D'un autre côté, un honorable membre nous a fait observer qu'il y aurait peut-être impossibilité de discuter avant le premier juillet sur l'effet de la nouvelle loi, parce que la session devra se terminer de bonne heure, à cause des élections.
Si, au contraire, nous adoptons la date du 31 décembre, nous aurons l'expérience acquise pendant 18 mois, et nous pourrons nous prononcer avec maturité sur le projet à intervenir.
M. Osy. - Messieurs, je dois ajouter à ce que vient de dire l'honorable M. Coghen que, si au 31 décembre nous n'avions pas voté une nouvelle loi, il n'y aurait pas grand mal, parce que certainement pendant le mois de janvier, on pourrait la discuter, Il n'y aurait, d'ailleurs, aucun inconvénient à ce que les anciens tarifs fussent rétablis pendant quelque temps, parce que, à cette époque, il n'y a pas de navigation.
M. le ministre de l’intérieur (M. Nothomb) - Dire le 31 décembre 1843, c'est dire le 1er avril 1844. Car nous avons trois mois d'hiver pendant lesquels il n'y a pas de navigation.
- La date du 31 décembre 1843 est mise aux voix ; elle est adoptée.
Le paragraphe, ainsi que l'ensemble de l'article, sont adoptés.
Il est procédé au vote par appel nominal sur l'ensemble du projet.
58 membres prennent part au vote.
54 adoptent le projet.
4 s'abstiennent.
Ont voté pour le projet :
MM. de La Coste, Cogels, Coghen, Cools, de Baillet, de Behr, Delehaye, Delfosse, de Muelenaere, de Renesse, de Roo, Desmaisières, Desmet, de Terbecq, Devaux, d'Hoffschmidt, Dolez, Donny, B. Dubus, Dumont, Duvivier, Fleussu, Hye-Hoys, Huveners, Jadot, Jonet, Lange, Lebeau. LeJeune, Lys, Maertens, Malon, Mast de Vries, Meeus, Mercier, Nothomb, Osy, Peeters, Pirmez, Puissant, Raikem, Raymaeckers, Rogier, Scheyven, Sigart, Trentesaux, Troye, Van Cutsem, Vandenbossche, Vanden Eynde, Van Hoobrouck, Van Volxem, Wallaert et Zoude.
Se sont abstenus : MM. Doignon, Dumortier, Eloy de Burdinne et Orts.
MM. les membres qui se sont abstenus sont appelés à faire connaître les motifs de leur abstention.
M. Doignon. - Messieurs, je voulais bien de la première disposition qui a été adoptée à l'unanimité par la section centrale, mais je ne pouvais donner mon assentiment à la deuxième disposition qui a été rejetée par la même section.

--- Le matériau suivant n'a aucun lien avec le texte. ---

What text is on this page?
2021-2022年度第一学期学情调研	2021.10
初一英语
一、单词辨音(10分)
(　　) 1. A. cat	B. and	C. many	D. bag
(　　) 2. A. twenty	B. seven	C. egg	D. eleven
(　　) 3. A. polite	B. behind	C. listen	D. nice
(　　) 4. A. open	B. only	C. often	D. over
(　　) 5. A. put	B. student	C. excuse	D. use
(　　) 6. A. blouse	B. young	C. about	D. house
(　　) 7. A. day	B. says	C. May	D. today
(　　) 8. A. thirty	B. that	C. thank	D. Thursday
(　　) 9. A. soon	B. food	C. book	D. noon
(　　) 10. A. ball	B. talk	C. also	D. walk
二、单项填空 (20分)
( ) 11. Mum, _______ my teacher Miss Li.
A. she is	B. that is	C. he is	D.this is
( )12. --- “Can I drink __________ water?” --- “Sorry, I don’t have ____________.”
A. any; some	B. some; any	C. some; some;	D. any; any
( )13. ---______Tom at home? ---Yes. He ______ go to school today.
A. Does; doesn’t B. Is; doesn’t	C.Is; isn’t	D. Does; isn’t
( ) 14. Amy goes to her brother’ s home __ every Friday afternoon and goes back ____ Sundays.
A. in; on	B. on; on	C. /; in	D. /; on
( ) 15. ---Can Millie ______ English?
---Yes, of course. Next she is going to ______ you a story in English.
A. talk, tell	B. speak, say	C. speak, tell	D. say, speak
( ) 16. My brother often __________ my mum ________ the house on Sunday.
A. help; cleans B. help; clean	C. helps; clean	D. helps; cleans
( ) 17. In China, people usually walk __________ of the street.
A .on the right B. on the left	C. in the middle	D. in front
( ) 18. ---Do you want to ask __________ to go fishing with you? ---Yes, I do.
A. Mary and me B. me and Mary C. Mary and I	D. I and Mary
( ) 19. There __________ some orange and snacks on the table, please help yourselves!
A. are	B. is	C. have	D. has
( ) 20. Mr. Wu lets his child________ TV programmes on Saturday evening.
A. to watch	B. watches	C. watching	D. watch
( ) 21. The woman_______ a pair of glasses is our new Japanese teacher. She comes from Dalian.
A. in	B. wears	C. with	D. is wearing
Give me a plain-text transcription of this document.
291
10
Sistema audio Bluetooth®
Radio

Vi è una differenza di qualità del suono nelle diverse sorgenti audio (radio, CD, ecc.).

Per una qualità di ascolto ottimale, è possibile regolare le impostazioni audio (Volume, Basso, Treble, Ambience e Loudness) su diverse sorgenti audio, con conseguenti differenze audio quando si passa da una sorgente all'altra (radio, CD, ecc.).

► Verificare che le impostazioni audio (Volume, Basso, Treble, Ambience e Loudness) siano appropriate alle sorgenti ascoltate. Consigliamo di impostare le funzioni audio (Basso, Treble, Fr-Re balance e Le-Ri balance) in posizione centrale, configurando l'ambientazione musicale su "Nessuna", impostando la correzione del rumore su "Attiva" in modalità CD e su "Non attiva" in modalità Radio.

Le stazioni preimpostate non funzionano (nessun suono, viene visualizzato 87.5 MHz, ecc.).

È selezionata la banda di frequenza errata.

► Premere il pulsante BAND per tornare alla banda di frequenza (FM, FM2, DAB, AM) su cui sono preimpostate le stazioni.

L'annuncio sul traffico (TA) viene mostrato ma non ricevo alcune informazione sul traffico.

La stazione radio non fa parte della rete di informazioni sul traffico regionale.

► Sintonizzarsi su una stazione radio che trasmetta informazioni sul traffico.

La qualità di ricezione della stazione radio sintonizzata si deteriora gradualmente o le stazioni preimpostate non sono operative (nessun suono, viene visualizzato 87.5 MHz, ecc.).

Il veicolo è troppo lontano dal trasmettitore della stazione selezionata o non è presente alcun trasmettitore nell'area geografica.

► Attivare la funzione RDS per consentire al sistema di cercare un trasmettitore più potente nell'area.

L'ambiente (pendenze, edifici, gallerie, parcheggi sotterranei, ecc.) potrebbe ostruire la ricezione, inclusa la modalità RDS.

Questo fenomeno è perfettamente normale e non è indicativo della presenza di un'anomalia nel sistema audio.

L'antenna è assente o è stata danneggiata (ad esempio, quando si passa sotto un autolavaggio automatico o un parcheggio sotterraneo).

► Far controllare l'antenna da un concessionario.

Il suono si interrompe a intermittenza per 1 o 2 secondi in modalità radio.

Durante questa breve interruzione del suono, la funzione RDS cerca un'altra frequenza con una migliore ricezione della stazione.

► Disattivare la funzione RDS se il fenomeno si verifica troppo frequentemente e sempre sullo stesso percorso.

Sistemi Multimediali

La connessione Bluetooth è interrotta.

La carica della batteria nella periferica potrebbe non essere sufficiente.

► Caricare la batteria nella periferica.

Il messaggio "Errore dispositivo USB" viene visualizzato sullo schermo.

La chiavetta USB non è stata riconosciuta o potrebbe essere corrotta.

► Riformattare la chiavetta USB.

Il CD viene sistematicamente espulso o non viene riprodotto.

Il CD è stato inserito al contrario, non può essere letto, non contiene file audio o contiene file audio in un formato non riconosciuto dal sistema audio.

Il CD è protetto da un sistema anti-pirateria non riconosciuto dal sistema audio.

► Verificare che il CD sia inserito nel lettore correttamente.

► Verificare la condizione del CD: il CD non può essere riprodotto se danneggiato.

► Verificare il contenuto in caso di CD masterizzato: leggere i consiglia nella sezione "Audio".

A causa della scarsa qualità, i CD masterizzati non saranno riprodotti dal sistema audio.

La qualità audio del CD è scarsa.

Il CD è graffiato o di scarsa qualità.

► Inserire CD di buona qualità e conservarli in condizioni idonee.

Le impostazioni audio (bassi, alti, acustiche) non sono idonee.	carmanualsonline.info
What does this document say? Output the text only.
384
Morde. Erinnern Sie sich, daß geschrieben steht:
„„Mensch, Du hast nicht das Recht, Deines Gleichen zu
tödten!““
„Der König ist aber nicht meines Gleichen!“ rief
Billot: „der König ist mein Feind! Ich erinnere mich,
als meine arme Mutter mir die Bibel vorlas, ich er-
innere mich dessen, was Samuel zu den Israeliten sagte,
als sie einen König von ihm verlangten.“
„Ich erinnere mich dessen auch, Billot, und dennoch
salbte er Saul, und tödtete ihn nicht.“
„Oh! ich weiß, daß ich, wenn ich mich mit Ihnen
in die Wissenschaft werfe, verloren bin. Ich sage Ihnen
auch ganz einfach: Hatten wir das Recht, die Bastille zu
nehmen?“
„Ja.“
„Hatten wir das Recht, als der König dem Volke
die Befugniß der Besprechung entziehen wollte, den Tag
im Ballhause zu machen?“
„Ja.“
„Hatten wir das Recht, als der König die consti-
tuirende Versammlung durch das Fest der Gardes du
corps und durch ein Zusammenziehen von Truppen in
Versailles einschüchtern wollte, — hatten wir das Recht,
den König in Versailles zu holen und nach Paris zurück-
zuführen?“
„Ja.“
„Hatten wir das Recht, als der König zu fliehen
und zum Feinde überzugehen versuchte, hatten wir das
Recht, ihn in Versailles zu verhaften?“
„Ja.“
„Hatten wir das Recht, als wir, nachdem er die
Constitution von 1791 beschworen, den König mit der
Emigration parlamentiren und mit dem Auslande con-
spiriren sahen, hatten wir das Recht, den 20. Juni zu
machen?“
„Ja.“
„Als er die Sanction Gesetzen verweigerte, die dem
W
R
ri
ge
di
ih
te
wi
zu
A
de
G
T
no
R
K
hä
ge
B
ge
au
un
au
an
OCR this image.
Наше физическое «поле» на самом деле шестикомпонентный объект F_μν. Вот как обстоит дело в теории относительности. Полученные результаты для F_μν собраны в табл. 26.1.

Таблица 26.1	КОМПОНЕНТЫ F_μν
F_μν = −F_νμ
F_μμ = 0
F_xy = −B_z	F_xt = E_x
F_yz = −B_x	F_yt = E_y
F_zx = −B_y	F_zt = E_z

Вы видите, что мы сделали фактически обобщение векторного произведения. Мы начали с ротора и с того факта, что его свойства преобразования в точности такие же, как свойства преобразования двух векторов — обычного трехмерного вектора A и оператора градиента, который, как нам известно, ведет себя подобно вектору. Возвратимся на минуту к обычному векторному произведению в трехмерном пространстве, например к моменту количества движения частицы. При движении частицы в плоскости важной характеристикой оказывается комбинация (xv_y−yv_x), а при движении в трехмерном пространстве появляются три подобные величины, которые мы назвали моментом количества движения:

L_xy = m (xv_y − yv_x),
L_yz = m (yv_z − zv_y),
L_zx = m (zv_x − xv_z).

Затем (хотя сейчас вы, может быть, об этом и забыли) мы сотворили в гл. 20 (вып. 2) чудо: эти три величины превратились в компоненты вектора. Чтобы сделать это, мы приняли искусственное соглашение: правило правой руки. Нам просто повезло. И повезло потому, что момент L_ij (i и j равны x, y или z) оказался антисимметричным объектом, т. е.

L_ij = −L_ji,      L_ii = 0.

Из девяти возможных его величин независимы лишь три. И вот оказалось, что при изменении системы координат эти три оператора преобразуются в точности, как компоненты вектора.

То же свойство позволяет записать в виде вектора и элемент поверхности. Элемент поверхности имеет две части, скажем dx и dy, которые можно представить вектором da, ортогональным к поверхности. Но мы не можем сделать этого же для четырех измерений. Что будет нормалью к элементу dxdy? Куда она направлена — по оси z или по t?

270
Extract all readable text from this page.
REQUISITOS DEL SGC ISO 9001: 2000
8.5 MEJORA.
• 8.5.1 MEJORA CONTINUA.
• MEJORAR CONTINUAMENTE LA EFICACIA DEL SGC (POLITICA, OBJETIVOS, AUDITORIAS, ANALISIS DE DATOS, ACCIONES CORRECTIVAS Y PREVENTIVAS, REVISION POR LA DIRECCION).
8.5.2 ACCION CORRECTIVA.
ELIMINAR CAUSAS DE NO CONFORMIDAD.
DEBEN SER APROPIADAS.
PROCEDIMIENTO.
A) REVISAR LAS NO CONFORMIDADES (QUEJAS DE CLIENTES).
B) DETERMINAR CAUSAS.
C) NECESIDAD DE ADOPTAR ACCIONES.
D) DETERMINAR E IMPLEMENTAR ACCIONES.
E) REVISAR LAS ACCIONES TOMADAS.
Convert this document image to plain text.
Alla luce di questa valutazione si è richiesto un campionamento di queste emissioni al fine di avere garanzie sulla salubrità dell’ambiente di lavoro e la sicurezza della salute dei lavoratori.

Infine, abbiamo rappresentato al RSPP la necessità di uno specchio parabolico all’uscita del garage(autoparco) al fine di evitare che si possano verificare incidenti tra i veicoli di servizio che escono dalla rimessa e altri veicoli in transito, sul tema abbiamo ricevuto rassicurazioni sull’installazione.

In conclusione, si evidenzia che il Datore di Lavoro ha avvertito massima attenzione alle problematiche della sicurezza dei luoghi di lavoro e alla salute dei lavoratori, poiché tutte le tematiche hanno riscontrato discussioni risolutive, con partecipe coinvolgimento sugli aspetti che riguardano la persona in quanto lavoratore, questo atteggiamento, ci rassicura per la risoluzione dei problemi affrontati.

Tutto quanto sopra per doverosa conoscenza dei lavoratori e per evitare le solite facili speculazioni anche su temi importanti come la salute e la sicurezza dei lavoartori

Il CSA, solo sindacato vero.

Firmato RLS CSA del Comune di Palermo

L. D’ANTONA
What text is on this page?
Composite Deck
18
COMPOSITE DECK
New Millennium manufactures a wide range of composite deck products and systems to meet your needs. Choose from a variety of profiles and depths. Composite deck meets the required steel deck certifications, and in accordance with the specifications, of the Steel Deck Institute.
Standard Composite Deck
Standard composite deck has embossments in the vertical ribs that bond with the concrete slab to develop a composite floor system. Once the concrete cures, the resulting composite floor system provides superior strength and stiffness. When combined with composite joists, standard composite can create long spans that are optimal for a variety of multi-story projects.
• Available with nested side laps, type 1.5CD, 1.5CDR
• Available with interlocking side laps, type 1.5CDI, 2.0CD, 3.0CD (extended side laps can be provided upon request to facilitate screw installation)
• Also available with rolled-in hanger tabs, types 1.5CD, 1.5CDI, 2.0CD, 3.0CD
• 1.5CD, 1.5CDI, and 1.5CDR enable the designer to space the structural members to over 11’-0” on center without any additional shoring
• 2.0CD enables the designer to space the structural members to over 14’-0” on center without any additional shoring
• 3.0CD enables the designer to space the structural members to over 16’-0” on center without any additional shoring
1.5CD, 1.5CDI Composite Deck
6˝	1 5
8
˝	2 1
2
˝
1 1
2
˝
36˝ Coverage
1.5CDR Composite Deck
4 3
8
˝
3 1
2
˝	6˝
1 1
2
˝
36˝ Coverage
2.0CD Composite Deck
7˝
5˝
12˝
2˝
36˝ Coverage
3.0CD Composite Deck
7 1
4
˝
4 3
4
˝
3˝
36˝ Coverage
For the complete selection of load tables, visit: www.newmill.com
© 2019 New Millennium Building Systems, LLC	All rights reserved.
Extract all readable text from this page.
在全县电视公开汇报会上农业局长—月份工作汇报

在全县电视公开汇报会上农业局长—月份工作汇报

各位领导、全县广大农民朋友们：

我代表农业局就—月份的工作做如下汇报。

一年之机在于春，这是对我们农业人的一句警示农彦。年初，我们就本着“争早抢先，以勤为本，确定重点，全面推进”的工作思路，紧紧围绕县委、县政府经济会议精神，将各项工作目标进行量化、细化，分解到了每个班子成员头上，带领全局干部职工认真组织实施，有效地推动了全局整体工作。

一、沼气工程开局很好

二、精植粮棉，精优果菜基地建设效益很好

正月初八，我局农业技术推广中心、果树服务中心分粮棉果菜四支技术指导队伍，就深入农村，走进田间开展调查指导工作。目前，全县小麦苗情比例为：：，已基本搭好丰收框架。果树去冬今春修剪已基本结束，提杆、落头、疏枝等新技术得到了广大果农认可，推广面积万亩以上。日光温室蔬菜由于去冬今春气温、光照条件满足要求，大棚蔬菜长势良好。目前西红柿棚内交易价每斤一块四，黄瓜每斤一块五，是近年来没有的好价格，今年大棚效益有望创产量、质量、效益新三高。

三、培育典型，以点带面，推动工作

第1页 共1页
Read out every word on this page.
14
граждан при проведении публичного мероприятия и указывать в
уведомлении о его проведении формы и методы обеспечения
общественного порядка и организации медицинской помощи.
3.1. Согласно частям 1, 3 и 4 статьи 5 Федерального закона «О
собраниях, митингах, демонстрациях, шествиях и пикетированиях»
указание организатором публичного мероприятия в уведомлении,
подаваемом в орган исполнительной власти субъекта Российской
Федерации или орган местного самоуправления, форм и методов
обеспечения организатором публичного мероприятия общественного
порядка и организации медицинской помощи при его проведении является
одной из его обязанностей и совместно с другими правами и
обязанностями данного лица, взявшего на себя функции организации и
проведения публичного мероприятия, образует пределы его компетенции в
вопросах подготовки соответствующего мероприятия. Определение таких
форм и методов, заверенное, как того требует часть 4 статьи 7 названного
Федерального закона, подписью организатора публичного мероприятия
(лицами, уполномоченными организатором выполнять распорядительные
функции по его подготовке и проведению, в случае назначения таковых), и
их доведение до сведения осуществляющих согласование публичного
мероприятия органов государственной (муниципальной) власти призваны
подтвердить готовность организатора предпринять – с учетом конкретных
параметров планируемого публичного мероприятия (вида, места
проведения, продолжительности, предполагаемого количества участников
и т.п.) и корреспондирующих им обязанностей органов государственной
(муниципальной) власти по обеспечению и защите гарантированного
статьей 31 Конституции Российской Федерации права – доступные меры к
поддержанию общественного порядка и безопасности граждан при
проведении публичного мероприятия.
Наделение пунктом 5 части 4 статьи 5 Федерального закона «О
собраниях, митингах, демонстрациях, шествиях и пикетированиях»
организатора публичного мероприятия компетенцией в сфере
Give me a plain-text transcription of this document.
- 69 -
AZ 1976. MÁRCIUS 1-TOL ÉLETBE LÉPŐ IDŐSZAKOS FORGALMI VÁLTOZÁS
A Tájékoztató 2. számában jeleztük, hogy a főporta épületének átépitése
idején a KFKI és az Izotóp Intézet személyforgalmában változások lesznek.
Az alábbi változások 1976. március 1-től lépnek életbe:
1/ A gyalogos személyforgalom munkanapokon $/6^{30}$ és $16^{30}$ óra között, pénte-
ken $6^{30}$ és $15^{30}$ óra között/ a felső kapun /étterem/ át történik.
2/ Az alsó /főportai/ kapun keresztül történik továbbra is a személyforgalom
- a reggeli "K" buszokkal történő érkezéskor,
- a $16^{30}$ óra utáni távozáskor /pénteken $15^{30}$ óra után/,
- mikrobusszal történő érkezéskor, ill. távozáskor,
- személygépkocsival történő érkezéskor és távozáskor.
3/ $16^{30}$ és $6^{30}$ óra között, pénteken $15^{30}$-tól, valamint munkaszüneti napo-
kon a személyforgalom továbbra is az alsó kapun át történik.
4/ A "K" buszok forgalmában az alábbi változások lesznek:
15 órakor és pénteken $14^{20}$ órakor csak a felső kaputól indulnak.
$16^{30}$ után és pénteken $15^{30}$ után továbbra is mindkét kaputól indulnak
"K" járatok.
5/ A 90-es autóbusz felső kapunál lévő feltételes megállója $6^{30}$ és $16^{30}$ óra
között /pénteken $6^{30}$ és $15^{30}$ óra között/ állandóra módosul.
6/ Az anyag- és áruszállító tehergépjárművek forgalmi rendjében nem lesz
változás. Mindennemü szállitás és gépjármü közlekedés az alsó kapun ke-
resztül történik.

M. Dumortier. - J'ai déclaré que je ne m'opposerais pas au 1er § relatif à l'exportation de nos houilles ; quant au 2ème § on n'a pas dit quelles seraient les marchandises venant de l'étranger que l'on pourrait introduire par chargements complets, et comme il ne s'agit pas de donner l'autorisation pour 1/8, pour 1/16, pour 1/32 de chargement, j'ai cru que la mesure était absolument impossible à exécuter. Or, comme je n'ai pas l'habitude de voter des impossibilités, je me suis abstenu.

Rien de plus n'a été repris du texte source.